Similarly, the Biden administration could leverage existing sanctions laws and its new anti-corruption framework as a way of delivering consequences for Orban and his cronies in the coming months. Hungary’s democratic backsliding is not only a loss for Hungarians; it degrades the strength of the EU as a key U.S. partner and undermines the values on which the NATO alliance is grounded.
In the final years of the Obama administration, the Hungarians bristled at the fact that the most senior meeting they could get with Washington was with the then-assistant secretary of state for European and Eurasian affairs, Victoria Nuland. (They bristled even further when U.S. statements and sanctions made clear that the Orban government’s growing corruption was the principal obstacle to more senior engagement.) Now back as undersecretary for political affairs, Nuland might advocate to maintain the policy she was once the face of: No Hungarian photo-ops with U.S. Secretary of State Antony Blinken or other cabinet members. If the Hungarians want to do business, they can do it with the assistant secretary for Europe or the future U.S. ambassador in Budapest.
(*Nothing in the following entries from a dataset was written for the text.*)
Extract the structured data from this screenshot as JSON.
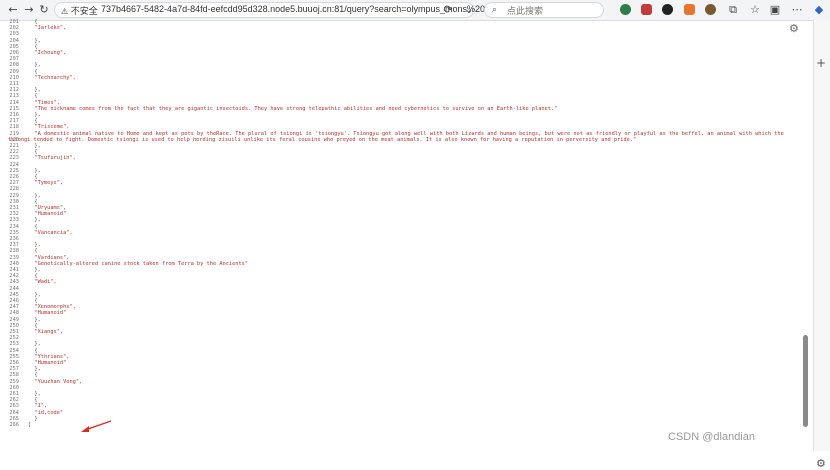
{
  "browser": {
    "security_warning": "不安全",
    "url": "737b4667-5482-4a7d-84fd-eefcdd95d328.node5.buuoj.cn:81/query?search=olympus_mons%20union%20sel...",
    "search_placeholder": "点此搜索"
  },
  "lines": [
    {
      "n": "201",
      "t": "  {"
    },
    {
      "n": "202",
      "t": "  \"Jarleks\",",
      "s": true
    },
    {
      "n": "203",
      "t": ""
    },
    {
      "n": "204",
      "t": "  },"
    },
    {
      "n": "205",
      "t": "  {"
    },
    {
      "n": "206",
      "t": "  \"Ichoung\",",
      "s": true
    },
    {
      "n": "207",
      "t": ""
    },
    {
      "n": "208",
      "t": "  },"
    },
    {
      "n": "209",
      "t": "  {"
    },
    {
      "n": "210",
      "t": "  \"Technarchy\",",
      "s": true
    },
    {
      "n": "211",
      "t": ""
    },
    {
      "n": "212",
      "t": "  },"
    },
    {
      "n": "213",
      "t": "  {"
    },
    {
      "n": "214",
      "t": "  \"Times\",",
      "s": true
    },
    {
      "n": "215",
      "t": "  \"The nickname comes from the fact that they are gigantic insectoids. They have strong telepathic abilities and need cybernetics to survive on an Earth-like planet.\"",
      "s": true
    },
    {
      "n": "216",
      "t": "  },"
    },
    {
      "n": "217",
      "t": "  {"
    },
    {
      "n": "218",
      "t": "  \"Trisceme\",",
      "s": true
    },
    {
      "n": "219",
      "t": "  \"A domestic animal native to Home and kept as pets by theRace. The plural of tsiongi is 'tsiongyu'. Tsiongyu got along well with both Lizards and human beings, but were not as friendly or playful as the beffel, an animal with which the",
      "s": true
    },
    {
      "n": "220",
      "t": "tsiongi tended to fight. Domestic tsiongi is used to help herding zisuili unlike its feral cousins who preyed on the meat animals. It is also known for having a reputation in perversity and pride.\"",
      "s": true,
      "wrap": true
    },
    {
      "n": "221",
      "t": "  },"
    },
    {
      "n": "222",
      "t": "  {"
    },
    {
      "n": "223",
      "t": "  \"Tsufurujin\",",
      "s": true
    },
    {
      "n": "224",
      "t": ""
    },
    {
      "n": "225",
      "t": "  },"
    },
    {
      "n": "226",
      "t": "  {"
    },
    {
      "n": "227",
      "t": "  \"Tymeys\",",
      "s": true
    },
    {
      "n": "228",
      "t": ""
    },
    {
      "n": "229",
      "t": "  },"
    },
    {
      "n": "230",
      "t": "  {"
    },
    {
      "n": "231",
      "t": "  \"Uryuams\",",
      "s": true
    },
    {
      "n": "232",
      "t": "  \"Humanoid\"",
      "s": true
    },
    {
      "n": "233",
      "t": "  },"
    },
    {
      "n": "234",
      "t": "  {"
    },
    {
      "n": "235",
      "t": "  \"Vancancia\",",
      "s": true
    },
    {
      "n": "236",
      "t": ""
    },
    {
      "n": "237",
      "t": "  },"
    },
    {
      "n": "238",
      "t": "  {"
    },
    {
      "n": "239",
      "t": "  \"Vardians\",",
      "s": true
    },
    {
      "n": "240",
      "t": "  \"Genetically-altered canine stock taken from Terra by the Ancients\"",
      "s": true
    },
    {
      "n": "241",
      "t": "  },"
    },
    {
      "n": "242",
      "t": "  {"
    },
    {
      "n": "243",
      "t": "  \"Wadi\",",
      "s": true
    },
    {
      "n": "244",
      "t": ""
    },
    {
      "n": "245",
      "t": "  },"
    },
    {
      "n": "246",
      "t": "  {"
    },
    {
      "n": "247",
      "t": "  \"Xenomorphs\",",
      "s": true
    },
    {
      "n": "248",
      "t": "  \"Humanoid\"",
      "s": true
    },
    {
      "n": "249",
      "t": "  },"
    },
    {
      "n": "250",
      "t": "  {"
    },
    {
      "n": "251",
      "t": "  \"Xiangs\",",
      "s": true
    },
    {
      "n": "252",
      "t": ""
    },
    {
      "n": "253",
      "t": "  },"
    },
    {
      "n": "254",
      "t": "  {"
    },
    {
      "n": "255",
      "t": "  \"Ythrians\",",
      "s": true
    },
    {
      "n": "256",
      "t": "  \"Humanoid\"",
      "s": true
    },
    {
      "n": "257",
      "t": "  },"
    },
    {
      "n": "258",
      "t": "  {"
    },
    {
      "n": "259",
      "t": "  \"Yuuzhan Vong\",",
      "s": true
    },
    {
      "n": "260",
      "t": ""
    },
    {
      "n": "261",
      "t": "  },"
    },
    {
      "n": "262",
      "t": "  {"
    },
    {
      "n": "263",
      "t": "  \"1\",",
      "s": true
    },
    {
      "n": "264",
      "t": "  \"id,code\"",
      "s": true
    },
    {
      "n": "265",
      "t": "  }"
    },
    {
      "n": "266",
      "t": "]"
    }
  ],
  "watermark": "CSDN @dlandian",
  "colors": {
    "string": "#b5302d",
    "line_number": "#777777",
    "annotation_arrow": "#e02a1f"
  }
}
And, speaking of the U.S. ambassador, Biden has the chance to send a message with his pick. Whether the nominee is a political appointee or a career diplomat, someone with experience and credibility in dealing with corruption and advancing human rights and democracy would send the message that Washington takes Hungary’s political degradation seriously. And when the invitations for Biden’s planned Summit for Democracy go out, they should go to members of Hungary’s civil society, not the Orban government.
Finally, the Biden administration could—in cooperation with the U.S. Congress—surge resources to Radio Free Europe/Radio Liberty and begin robust broadcast and digital programming in the Hungarian language as a way of compensating for Orban’s systematic dismantling of independent media in Hungary. Political coverage of Hungary in the lead-up to the 2022 elections will be especially useful—Karacsony is a charismatic politician who could match Orban’s penchant for providing good content. But coverage should also include the ongoing political and cultural debates about democratic values in Germany, France, Britain, and the United States. Hungarians need to know not just about their own political landscape but also about the broader community of democratic societies from which Orban and his cronies have increasingly isolated them. After all, it should be their choice, not Orban’s, whether to be part of that community of values or not.
Above all, leaders on both sides of the Atlantic need to be prepared for more craven behavior by Orban in the months to come. Nothing should surprise us now. My own childhood gave me some insights into bullies who go after queer people—and one of those insights is that their cruelty is often exceeded only by their weakness. This doesn’t make them less dangerous; indeed, a desperate bully is often the most dangerous of all.